Having well-introduced Khalid and Dane, the author then delves into their background stories, their growing emotional and physical relationship (Hooray for lots of hot, new, young sex!) and the pointed life difficulties they are facing. Not to abuse my musical trope, but the novel’s “opening movement” is laced with several important light motifs, such as Khalid’s modern interpretation of his religion, or the symbolism of Dane’s various phobias, as to all of which future references will be made.
Just about as we become inured to the idiosyncracies of our main characters, and those of their well-drawn family members, there is a total change in the very sound and feeling of the story. We find ourselves in the next “movement,” in which the location has changed, our people have matured and face different issues, and the author’s pace and language evolves to reflect this.
Finally, the novel’s superb construction flows into the coda and our desired HEA. Again, the language changes in tone to match our place in the main characters’ lives.

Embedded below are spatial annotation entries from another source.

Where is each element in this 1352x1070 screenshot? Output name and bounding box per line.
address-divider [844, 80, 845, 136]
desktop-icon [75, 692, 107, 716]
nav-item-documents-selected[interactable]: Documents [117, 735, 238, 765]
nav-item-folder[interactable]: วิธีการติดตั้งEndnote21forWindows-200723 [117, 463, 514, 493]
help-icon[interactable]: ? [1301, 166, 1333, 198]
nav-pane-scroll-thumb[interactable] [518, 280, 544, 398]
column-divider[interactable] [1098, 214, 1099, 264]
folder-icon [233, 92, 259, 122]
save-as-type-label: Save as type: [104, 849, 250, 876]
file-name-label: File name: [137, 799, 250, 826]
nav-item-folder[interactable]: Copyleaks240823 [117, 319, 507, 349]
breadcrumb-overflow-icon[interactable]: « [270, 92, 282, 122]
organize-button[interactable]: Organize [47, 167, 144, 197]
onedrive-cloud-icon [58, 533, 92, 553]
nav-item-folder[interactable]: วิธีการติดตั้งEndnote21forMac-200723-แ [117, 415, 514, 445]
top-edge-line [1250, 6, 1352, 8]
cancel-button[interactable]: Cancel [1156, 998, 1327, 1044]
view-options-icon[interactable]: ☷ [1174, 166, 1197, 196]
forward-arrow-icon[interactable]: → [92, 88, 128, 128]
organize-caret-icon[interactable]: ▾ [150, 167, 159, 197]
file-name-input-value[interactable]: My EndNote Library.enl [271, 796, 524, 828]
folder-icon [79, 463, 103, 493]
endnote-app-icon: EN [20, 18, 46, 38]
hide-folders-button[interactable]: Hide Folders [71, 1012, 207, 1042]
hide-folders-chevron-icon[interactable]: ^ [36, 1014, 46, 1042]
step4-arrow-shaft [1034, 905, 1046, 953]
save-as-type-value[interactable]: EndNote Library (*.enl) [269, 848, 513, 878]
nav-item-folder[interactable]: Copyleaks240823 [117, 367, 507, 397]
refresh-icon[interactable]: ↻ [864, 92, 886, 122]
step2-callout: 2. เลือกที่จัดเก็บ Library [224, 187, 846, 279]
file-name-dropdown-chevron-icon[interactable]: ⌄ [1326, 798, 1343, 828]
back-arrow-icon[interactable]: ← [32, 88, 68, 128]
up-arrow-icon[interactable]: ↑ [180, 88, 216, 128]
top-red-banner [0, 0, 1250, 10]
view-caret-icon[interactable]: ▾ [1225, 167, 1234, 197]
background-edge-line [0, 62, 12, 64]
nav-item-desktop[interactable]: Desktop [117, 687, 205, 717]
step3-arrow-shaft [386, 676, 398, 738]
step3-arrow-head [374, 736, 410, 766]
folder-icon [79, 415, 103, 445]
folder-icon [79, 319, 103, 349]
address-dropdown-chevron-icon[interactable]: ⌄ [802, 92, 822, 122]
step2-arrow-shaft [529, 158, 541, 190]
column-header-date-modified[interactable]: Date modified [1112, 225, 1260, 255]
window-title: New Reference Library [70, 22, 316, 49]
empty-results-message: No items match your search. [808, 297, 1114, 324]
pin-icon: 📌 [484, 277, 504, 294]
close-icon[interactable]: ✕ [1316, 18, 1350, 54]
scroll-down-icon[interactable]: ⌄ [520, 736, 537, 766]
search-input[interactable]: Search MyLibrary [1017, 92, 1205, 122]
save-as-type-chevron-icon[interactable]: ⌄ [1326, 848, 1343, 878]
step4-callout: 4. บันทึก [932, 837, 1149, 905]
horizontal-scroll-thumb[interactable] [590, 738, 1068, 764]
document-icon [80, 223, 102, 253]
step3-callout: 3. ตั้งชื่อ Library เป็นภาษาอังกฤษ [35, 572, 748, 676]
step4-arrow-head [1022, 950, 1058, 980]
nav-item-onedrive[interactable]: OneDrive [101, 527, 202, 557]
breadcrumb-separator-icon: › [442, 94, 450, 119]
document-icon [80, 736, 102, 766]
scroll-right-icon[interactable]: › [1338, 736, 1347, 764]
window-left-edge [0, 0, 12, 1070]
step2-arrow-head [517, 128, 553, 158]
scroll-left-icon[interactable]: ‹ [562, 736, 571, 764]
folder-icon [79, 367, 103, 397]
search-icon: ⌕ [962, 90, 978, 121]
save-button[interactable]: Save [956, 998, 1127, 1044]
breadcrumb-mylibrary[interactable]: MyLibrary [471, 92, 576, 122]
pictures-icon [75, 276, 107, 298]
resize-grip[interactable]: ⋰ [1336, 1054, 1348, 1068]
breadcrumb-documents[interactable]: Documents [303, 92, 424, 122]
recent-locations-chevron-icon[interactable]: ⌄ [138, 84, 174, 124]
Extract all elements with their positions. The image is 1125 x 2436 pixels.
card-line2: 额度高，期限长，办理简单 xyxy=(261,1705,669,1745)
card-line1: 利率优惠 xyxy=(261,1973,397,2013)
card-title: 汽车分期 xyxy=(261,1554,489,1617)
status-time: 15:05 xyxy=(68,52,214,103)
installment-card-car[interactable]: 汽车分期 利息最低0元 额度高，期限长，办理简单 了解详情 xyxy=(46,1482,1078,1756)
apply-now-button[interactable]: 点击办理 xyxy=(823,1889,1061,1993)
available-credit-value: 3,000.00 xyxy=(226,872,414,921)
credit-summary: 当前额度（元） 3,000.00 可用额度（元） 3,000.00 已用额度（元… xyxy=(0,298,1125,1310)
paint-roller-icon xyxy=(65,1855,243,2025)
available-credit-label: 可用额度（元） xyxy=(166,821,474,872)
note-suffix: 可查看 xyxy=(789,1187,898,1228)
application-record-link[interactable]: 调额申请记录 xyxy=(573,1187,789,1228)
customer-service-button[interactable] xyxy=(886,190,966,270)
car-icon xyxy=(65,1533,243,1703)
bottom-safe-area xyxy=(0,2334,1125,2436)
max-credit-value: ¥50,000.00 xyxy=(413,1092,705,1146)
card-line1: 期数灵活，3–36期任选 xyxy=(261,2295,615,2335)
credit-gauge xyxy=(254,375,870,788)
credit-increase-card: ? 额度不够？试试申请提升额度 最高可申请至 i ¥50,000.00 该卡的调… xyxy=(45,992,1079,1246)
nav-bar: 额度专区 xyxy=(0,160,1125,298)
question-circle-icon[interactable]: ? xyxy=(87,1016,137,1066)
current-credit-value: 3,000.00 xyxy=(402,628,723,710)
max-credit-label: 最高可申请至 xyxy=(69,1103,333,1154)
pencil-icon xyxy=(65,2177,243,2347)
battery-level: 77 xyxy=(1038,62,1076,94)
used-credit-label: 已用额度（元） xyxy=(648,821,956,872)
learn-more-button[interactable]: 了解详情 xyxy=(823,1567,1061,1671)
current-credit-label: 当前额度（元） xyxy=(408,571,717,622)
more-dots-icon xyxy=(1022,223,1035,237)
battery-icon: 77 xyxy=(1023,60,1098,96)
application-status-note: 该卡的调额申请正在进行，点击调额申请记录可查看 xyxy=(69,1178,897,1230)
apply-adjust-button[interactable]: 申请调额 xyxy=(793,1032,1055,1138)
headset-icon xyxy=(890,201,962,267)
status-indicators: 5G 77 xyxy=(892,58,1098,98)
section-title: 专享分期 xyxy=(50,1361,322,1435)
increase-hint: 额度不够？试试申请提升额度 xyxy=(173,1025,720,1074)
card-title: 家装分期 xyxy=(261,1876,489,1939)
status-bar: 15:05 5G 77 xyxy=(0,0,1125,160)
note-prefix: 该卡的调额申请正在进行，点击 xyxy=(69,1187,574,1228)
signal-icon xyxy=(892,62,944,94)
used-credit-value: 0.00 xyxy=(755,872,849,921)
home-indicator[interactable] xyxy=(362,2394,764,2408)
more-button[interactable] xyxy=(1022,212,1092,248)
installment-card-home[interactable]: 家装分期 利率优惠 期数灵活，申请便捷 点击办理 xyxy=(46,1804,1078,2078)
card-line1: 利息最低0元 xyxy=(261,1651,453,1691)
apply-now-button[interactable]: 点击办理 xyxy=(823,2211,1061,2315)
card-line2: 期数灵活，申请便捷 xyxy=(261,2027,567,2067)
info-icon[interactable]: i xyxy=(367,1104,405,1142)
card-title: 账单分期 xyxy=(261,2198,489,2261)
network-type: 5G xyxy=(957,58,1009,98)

Ms. Locey’s phraseology is absolutely grand, changing tone to match the novel’s ebb and flow. Here, taste some:
Ex. 1 – “This lodge was my great aunt Bitty only draftier.”
Ex. 2 – “Is this lodge filled with nothing but middle-class, white, suburban Catholics who are trying to appear to be upper-class, Manhattan Jews?” Ex. 3 – “Desire . . . made them feel hot inside, like an oven on low.” One more, Ex. 4 – “Curiosity and rudeness are twin stones on the same tiara.” There as so many more delicious bites to ingest.
Of course, oddities do occur. It took me several moments to parse: “Khalid’s pants were as loud as mine.” – before realizing it was not a fashion comment!
Sticking to my trope, I’m aware that my temptation to voraciously provide you with quotes from Shake the Stars, is the equivalence of my humming various themes from a musical piece to intrigue a potential listener.
Don’t listen to me hum! Run out and read this marvelous work for yourself!